Verfassungsvotum in Russland: Wladimir Putin hat bekommen, was er wollte

Wladimir Putin bei der Abstimmung am 1. Juli – ohne Maske
Alexei Druzhinin/ Sputnik/ Kremlin Pool/ AP
Wer tatsächlich glaubte, dass bei der Abstimmung über die Verfassungsänderung in Russland ein Mindeststandard demokratischer Regeln eingehalten würde, der wurde eines Besseren belehrt. Die Zentrale Wahlkommission veröffentlichte bereits erste Ergebnisse der Volksbefragung, da wurde in Moskau und weiter westlich im Land noch gewählt.
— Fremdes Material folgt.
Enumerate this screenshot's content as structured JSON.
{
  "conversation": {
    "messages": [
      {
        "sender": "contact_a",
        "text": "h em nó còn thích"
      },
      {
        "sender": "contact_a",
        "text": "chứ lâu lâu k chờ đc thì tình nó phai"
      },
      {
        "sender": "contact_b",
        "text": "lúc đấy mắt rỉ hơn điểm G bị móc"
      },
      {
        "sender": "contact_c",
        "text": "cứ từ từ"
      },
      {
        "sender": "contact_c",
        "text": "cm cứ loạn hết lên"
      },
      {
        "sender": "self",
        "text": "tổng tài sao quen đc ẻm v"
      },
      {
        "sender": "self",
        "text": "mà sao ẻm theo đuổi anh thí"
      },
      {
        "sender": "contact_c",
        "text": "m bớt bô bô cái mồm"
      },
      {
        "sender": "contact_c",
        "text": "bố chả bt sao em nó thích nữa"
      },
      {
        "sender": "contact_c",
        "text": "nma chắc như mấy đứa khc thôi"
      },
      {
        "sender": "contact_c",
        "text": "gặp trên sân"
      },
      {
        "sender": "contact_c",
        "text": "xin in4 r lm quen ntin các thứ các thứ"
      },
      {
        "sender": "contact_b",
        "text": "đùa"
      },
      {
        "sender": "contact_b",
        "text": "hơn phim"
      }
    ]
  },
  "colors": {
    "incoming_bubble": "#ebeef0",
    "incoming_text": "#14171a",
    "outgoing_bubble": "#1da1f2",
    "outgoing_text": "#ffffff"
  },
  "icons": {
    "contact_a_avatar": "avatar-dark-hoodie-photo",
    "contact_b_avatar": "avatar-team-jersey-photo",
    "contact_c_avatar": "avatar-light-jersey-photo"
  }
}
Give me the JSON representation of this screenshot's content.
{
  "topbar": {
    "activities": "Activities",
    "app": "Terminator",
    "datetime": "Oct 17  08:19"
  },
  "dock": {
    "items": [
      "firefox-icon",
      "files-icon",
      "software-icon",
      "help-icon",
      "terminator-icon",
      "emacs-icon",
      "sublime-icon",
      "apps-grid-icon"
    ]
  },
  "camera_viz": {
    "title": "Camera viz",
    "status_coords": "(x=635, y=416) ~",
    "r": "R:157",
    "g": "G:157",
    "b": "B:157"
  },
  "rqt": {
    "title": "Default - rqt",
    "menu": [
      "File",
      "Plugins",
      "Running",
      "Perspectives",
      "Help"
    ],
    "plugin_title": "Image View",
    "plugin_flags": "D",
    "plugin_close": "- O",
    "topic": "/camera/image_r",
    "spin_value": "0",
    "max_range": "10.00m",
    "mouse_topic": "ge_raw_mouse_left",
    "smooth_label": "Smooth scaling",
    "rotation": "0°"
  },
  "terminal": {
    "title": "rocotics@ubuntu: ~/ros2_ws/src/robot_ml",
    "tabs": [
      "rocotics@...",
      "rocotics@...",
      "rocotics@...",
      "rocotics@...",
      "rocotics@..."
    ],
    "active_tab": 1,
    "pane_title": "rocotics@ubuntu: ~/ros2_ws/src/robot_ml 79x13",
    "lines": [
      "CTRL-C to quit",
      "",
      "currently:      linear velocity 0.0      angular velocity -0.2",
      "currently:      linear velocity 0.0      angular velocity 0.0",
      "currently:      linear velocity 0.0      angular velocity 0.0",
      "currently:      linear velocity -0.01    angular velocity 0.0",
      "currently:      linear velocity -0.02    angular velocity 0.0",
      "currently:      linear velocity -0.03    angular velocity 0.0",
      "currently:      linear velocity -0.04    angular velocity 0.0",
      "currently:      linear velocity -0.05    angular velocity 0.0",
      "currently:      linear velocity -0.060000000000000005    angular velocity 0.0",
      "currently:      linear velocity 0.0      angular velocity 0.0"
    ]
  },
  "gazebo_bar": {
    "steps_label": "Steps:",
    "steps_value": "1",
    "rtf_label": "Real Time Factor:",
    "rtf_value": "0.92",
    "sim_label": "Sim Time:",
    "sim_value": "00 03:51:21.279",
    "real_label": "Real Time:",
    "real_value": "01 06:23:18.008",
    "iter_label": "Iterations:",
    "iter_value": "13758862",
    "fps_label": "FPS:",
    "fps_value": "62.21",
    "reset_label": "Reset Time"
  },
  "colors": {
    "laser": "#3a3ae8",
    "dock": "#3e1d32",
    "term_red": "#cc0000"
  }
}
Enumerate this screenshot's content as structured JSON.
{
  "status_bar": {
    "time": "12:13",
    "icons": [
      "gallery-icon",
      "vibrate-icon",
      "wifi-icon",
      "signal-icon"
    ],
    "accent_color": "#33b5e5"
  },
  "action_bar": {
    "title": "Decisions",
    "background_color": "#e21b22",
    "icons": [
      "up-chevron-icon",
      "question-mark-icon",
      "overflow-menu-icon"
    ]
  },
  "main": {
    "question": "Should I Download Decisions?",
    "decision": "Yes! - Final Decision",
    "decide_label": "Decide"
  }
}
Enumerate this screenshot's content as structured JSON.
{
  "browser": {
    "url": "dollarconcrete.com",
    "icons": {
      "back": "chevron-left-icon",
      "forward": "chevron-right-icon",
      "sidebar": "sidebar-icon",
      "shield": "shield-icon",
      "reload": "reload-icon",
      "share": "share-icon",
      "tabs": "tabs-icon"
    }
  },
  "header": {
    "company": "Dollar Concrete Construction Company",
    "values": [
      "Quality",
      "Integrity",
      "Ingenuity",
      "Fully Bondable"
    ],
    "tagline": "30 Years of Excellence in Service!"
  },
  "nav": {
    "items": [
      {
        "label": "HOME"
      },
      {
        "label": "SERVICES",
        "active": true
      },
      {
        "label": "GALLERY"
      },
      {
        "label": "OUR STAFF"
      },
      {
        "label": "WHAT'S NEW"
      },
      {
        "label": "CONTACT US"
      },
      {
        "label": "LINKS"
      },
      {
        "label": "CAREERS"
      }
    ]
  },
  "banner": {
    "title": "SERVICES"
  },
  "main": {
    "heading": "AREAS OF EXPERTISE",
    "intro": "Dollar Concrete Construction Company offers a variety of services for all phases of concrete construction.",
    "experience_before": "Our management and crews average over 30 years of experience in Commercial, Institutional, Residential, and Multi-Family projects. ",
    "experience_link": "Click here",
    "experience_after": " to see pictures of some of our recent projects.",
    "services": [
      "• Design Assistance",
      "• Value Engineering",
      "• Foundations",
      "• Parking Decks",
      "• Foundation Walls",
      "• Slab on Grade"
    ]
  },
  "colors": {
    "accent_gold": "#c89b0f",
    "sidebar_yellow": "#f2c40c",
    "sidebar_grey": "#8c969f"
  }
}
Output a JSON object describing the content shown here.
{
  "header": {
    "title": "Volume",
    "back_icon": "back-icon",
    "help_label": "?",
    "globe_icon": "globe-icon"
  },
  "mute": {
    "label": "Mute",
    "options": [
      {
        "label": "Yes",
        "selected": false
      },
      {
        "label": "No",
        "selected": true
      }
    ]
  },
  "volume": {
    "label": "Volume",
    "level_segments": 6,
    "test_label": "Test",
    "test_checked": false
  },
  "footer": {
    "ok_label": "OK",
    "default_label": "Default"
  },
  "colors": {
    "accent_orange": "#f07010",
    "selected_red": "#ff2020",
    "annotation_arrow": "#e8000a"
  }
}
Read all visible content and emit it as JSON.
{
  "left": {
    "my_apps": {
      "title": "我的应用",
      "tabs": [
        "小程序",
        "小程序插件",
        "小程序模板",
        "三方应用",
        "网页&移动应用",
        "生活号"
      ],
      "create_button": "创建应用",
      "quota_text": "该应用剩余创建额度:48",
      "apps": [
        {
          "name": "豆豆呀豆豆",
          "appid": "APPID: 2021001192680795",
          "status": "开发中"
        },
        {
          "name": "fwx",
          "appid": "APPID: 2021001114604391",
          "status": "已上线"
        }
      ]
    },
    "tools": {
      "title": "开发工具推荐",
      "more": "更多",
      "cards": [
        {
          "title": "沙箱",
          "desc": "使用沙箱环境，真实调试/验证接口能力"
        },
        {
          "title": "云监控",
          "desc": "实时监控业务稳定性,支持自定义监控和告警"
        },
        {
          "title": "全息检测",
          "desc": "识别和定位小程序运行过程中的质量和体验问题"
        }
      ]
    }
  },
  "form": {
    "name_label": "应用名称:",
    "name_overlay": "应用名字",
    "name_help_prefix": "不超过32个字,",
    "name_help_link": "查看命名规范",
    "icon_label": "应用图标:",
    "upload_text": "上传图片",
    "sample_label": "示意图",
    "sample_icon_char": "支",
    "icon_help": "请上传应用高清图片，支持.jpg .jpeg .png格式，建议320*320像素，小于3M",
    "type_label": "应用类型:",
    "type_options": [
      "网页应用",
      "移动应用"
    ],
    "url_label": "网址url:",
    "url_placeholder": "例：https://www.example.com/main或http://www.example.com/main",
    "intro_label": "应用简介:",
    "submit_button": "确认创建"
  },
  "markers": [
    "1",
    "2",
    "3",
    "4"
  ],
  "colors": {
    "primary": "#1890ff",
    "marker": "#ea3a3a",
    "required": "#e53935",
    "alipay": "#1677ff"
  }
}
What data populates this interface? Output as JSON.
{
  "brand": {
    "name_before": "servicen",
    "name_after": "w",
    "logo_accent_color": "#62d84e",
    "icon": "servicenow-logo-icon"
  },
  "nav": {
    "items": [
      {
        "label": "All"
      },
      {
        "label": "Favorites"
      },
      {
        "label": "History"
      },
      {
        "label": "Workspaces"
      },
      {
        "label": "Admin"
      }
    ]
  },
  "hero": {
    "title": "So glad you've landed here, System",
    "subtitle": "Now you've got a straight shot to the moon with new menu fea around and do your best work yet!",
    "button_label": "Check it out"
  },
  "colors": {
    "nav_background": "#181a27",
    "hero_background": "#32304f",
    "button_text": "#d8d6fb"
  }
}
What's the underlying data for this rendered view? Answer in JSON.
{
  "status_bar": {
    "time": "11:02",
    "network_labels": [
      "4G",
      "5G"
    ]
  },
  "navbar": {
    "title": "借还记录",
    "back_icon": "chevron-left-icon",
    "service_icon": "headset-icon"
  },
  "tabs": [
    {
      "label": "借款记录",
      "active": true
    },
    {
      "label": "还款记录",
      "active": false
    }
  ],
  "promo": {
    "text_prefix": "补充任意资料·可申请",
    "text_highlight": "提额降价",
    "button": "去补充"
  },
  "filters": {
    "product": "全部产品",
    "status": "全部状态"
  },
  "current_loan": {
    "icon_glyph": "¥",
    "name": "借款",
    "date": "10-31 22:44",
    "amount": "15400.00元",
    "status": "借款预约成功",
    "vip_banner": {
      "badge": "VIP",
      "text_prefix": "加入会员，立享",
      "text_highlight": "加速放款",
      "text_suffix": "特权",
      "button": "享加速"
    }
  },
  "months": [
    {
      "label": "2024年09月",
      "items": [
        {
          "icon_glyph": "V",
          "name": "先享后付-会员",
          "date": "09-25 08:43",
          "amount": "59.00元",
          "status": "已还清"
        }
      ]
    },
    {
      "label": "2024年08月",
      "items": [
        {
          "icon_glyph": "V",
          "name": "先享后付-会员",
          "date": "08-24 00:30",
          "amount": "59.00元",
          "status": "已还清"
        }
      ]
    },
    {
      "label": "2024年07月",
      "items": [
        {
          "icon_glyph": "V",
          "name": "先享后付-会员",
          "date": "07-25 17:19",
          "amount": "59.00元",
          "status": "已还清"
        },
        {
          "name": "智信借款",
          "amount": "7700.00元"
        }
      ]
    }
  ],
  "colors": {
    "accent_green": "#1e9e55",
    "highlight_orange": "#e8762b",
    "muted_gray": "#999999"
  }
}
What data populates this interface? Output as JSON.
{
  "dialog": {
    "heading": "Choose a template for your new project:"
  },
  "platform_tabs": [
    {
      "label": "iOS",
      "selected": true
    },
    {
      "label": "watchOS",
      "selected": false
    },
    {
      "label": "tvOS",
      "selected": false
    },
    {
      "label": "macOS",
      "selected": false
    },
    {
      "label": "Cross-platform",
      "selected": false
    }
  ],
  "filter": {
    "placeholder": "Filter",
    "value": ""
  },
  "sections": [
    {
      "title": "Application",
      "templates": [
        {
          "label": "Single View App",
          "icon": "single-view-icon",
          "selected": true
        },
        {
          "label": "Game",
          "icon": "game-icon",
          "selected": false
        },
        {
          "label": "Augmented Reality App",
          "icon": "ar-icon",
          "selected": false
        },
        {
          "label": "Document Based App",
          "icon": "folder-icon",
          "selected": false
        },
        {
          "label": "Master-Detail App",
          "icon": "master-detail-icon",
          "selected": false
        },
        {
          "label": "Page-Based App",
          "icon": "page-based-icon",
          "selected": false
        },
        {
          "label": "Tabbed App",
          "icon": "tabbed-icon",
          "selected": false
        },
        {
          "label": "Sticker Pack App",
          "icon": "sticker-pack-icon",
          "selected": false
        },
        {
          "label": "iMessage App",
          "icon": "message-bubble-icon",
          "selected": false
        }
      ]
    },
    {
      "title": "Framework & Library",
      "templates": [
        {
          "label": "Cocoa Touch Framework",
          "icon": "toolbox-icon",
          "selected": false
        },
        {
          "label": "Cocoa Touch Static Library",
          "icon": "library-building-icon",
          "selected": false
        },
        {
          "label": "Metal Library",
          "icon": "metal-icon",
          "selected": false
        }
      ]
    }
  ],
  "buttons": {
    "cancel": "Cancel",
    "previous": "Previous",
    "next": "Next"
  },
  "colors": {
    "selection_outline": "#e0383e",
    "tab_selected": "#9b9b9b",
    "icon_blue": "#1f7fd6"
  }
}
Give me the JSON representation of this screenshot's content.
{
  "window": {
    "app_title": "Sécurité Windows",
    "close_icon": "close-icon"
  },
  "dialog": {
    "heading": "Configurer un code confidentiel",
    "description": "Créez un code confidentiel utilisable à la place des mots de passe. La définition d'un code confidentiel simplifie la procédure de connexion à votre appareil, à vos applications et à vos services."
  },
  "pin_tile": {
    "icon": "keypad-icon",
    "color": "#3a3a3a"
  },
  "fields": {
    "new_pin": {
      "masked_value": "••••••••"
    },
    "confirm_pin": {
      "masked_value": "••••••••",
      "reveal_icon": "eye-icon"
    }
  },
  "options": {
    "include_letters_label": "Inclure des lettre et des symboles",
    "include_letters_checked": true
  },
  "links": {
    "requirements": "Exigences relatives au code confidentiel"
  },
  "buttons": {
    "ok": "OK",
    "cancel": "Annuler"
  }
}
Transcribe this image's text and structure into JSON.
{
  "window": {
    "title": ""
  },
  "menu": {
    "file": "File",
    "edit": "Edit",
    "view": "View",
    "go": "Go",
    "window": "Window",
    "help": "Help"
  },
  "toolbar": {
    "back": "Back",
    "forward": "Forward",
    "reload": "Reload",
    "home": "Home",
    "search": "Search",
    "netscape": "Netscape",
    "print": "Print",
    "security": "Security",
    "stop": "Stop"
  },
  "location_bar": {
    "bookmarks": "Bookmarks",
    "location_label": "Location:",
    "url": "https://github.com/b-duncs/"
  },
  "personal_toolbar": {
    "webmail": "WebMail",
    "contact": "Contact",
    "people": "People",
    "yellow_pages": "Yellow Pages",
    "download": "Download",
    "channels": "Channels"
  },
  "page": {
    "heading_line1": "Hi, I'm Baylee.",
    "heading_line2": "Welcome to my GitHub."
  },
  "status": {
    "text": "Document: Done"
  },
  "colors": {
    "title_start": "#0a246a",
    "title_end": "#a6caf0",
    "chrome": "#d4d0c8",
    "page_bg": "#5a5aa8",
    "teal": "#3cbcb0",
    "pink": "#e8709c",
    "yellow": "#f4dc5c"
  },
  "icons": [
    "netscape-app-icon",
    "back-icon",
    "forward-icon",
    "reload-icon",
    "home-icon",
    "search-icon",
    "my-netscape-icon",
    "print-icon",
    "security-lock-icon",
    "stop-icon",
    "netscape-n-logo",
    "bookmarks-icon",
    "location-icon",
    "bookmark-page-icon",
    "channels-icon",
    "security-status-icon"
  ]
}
Mehr als 70 Prozent der Wählerinnen und Wähler unterstützten die Reform von Wladimir Putin, verkündete die Behörde.
Was für eine Botschaft an die Gegner der größten Verfassungsänderung in der Geschichte des Landes: 'Ihr seid sowieso in der Minderheit'. Und: 'Wir pfeifen auf übliche Regeln, das Votum läuft nach unseren Maßstäben, außerhalb des üblichen Wahlrechts ab'.
78 Prozent Zustimmung für die Reform meldete die Wahlbehörde am Mittwoch nach Auszählung aller Stimmen. Nur in einer einzigen Region sollen die Wählerinnen und Wähler nach offiziellen Angaben die Verfassungsreform abgelehnt haben. Präsident Putin hat damit bekommen, was er wollte: Er kann theoretisch bis 2036 Präsident bleiben. Seine bisherigen Amtszeiten werden auf Null gesetzt, so als gebe es seine bisherigen vier nicht. Dazu bekommt er noch mehr Einfluss bei der Besetzung politischer Ämter und Posten in der Justiz. Und bei allem kann Putin immer darauf verweisen, das Volk habe es ja so gewollt. Was mehr als zynisch ist.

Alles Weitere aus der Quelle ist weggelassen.